I am not panicking. See
February 11, 2004
I am not panicking. See how calmly I’m sitting here, not panicking? I’m typing. I’m writing coherent sentences. Certainly not panicking.
My lawyer’s office called yesterday. It seems my ex has scheduled a meeting – a review with the county’s child support office. I don’t know why. I’m not afraid of money issues.
But I have to see him. March 26 I’ll be in the same room as him.
What’s that term psychologists use? Compartmentalizing? There are pictures in my head, representing the eras of my knowledge of my ex. When we met and dated. When we fell in love and married. The children being born and changing both of us – forever, I thought.
Then there’s the era of the end. The marriage splintering around us. The unbelievable cruelty of divorce. I still can’t look at that unblinkingly.
Then he was gone. Just gone. Slowly we all came to understand that the phone ringing wasn’t him. The doorbell wasn’t him. He was out of our lives.
Now if I think of him, it’s the early years I think of. There are many good moments to recall. He’s a memory, harmless and misty. Sometimes I blurt out a sweet story from our early days to people who know what the end was like, and there’s an awkward silence. But the early picture is good. And the later picture is shoved out of my mind.

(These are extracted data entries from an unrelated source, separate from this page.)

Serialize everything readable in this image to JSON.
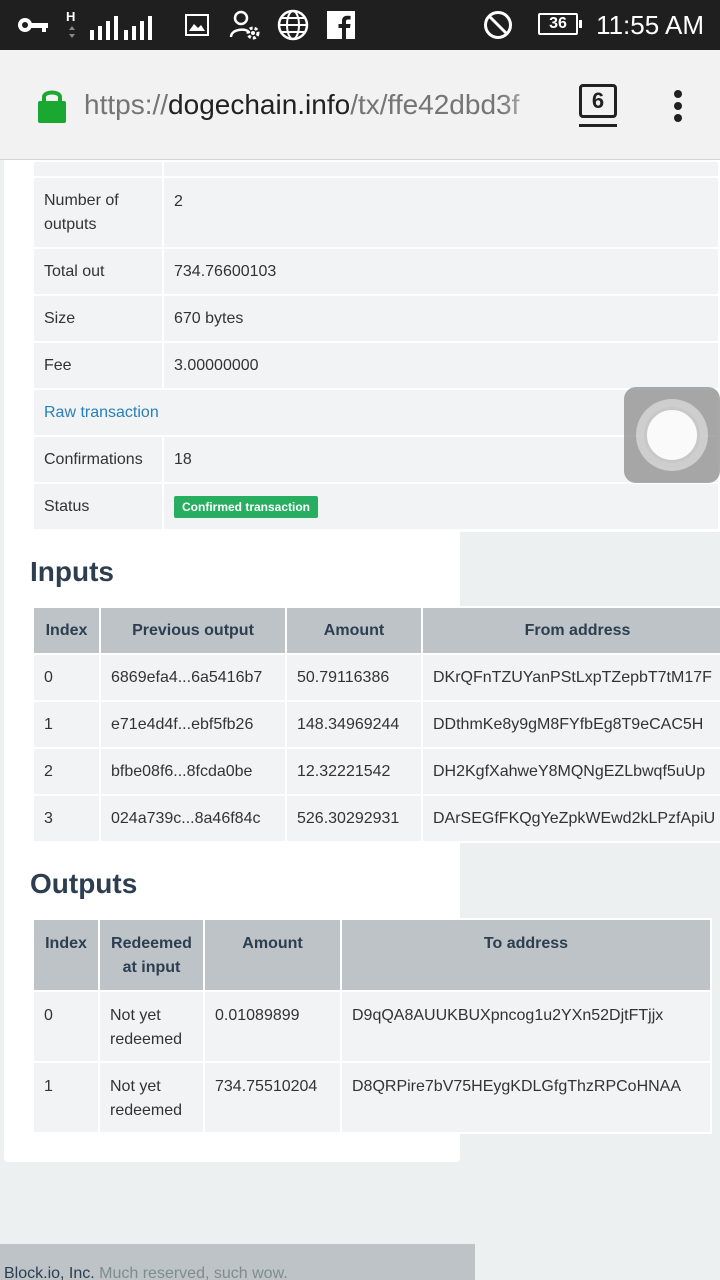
{
  "status_bar": {
    "time": "11:55 AM",
    "battery": "36",
    "network": "H",
    "icons": [
      "key-icon",
      "signal-icon",
      "image-icon",
      "user-settings-icon",
      "globe-icon",
      "facebook-icon",
      "do-not-disturb-icon"
    ]
  },
  "browser": {
    "url_scheme": "https://",
    "url_host": "dogechain.info",
    "url_path": "/tx/ffe42dbd3f",
    "tab_count": "6"
  },
  "summary": [
    {
      "label": "Number of outputs",
      "value": "2"
    },
    {
      "label": "Total out",
      "value": "734.76600103"
    },
    {
      "label": "Size",
      "value": "670 bytes"
    },
    {
      "label": "Fee",
      "value": "3.00000000"
    }
  ],
  "raw_transaction_link": "Raw transaction",
  "confirmations": {
    "label": "Confirmations",
    "value": "18"
  },
  "status": {
    "label": "Status",
    "value": "Confirmed transaction"
  },
  "inputs": {
    "title": "Inputs",
    "headers": [
      "Index",
      "Previous output",
      "Amount",
      "From address"
    ],
    "rows": [
      {
        "index": "0",
        "prev": "6869efa4...6a5416b7",
        "amount": "50.79116386",
        "from": "DKrQFnTZUYanPStLxpTZepbT7tM17F"
      },
      {
        "index": "1",
        "prev": "e71e4d4f...ebf5fb26",
        "amount": "148.34969244",
        "from": "DDthmKe8y9gM8FYfbEg8T9eCAC5H"
      },
      {
        "index": "2",
        "prev": "bfbe08f6...8fcda0be",
        "amount": "12.32221542",
        "from": "DH2KgfXahweY8MQNgEZLbwqf5uUp"
      },
      {
        "index": "3",
        "prev": "024a739c...8a46f84c",
        "amount": "526.30292931",
        "from": "DArSEGfFKQgYeZpkWEwd2kLPzfApiU"
      }
    ]
  },
  "outputs": {
    "title": "Outputs",
    "headers": [
      "Index",
      "Redeemed at input",
      "Amount",
      "To address"
    ],
    "rows": [
      {
        "index": "0",
        "redeemed": "Not yet redeemed",
        "amount": "0.01089899",
        "to": "D9qQA8AUUKBUXpncog1u2YXn52DjtFTjjx"
      },
      {
        "index": "1",
        "redeemed": "Not yet redeemed",
        "amount": "734.75510204",
        "to": "D8QRPire7bV75HEygKDLGfgThzRPCoHNAA"
      }
    ]
  },
  "footer": {
    "company": "Block.io, Inc.",
    "tagline": "Much reserved, such wow."
  }
}
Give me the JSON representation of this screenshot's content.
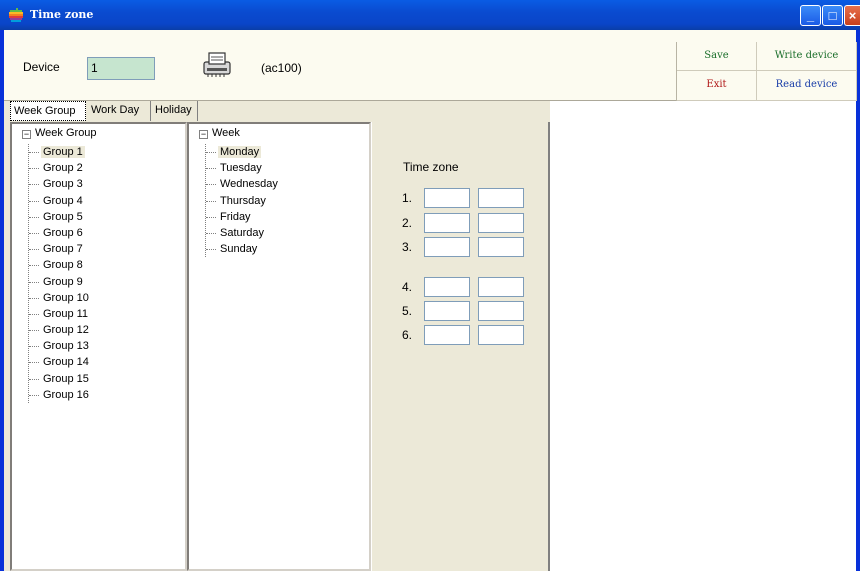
{
  "window": {
    "title": "Time zone"
  },
  "topbar": {
    "device_label": "Device",
    "device_value": "1",
    "model_label": "(ac100)"
  },
  "actions": {
    "save": "Save",
    "write_device": "Write device",
    "exit": "Exit",
    "read_device": "Read device"
  },
  "tabs": [
    "Week Group",
    "Work Day",
    "Holiday"
  ],
  "week_group_tree": {
    "root": "Week Group",
    "items": [
      "Group 1",
      "Group 2",
      "Group 3",
      "Group 4",
      "Group 5",
      "Group 6",
      "Group 7",
      "Group 8",
      "Group 9",
      "Group 10",
      "Group 11",
      "Group 12",
      "Group 13",
      "Group 14",
      "Group 15",
      "Group 16"
    ],
    "selected": "Group 1"
  },
  "week_tree": {
    "root": "Week",
    "items": [
      "Monday",
      "Tuesday",
      "Wednesday",
      "Thursday",
      "Friday",
      "Saturday",
      "Sunday"
    ],
    "selected": "Monday"
  },
  "time_zone": {
    "title": "Time zone",
    "rows": [
      {
        "num": "1.",
        "start": "",
        "end": ""
      },
      {
        "num": "2.",
        "start": "",
        "end": ""
      },
      {
        "num": "3.",
        "start": "",
        "end": ""
      },
      {
        "num": "4.",
        "start": "",
        "end": ""
      },
      {
        "num": "5.",
        "start": "",
        "end": ""
      },
      {
        "num": "6.",
        "start": "",
        "end": ""
      }
    ]
  },
  "icons": {
    "app": "apple-logo-icon",
    "device": "card-reader-icon"
  },
  "colors": {
    "titlebar": "#0a4bd0",
    "device_field": "#c6e5cf",
    "save_text": "#1a6e2a",
    "exit_text": "#b01818",
    "read_text": "#1a3ea8"
  }
}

Every so often, though, it hits me that he still exists. He lives, out there somewhere, and I don’t know where or what his life is like. What clothes he wears. If he’s flossing his teeth. Who he rooted for in the Super Bowl. But even though I don’t know anything about his life, he’s out there, living. It’s jarring; to admit the reality of him into the peace I’ve grown into since the divorce.
The last time I saw him it was an accidental encounter, and it was horrible. He was so angry and I argued with his anger weakly, my words dissipating into thin air between my mouth and his ears. It was like a dream, where you scream and nothing comes out. I felt like my lungs would collapse from the useless effort of trying to make myself be heard.
He exists, and he hates me.
If I can sit in the same room as him and not shake with that knowledge, if I can refuse to argue with his logic, if I can respond to his anger coolly, I suppose I can do this.
He may have gone on with living but so did I, after all.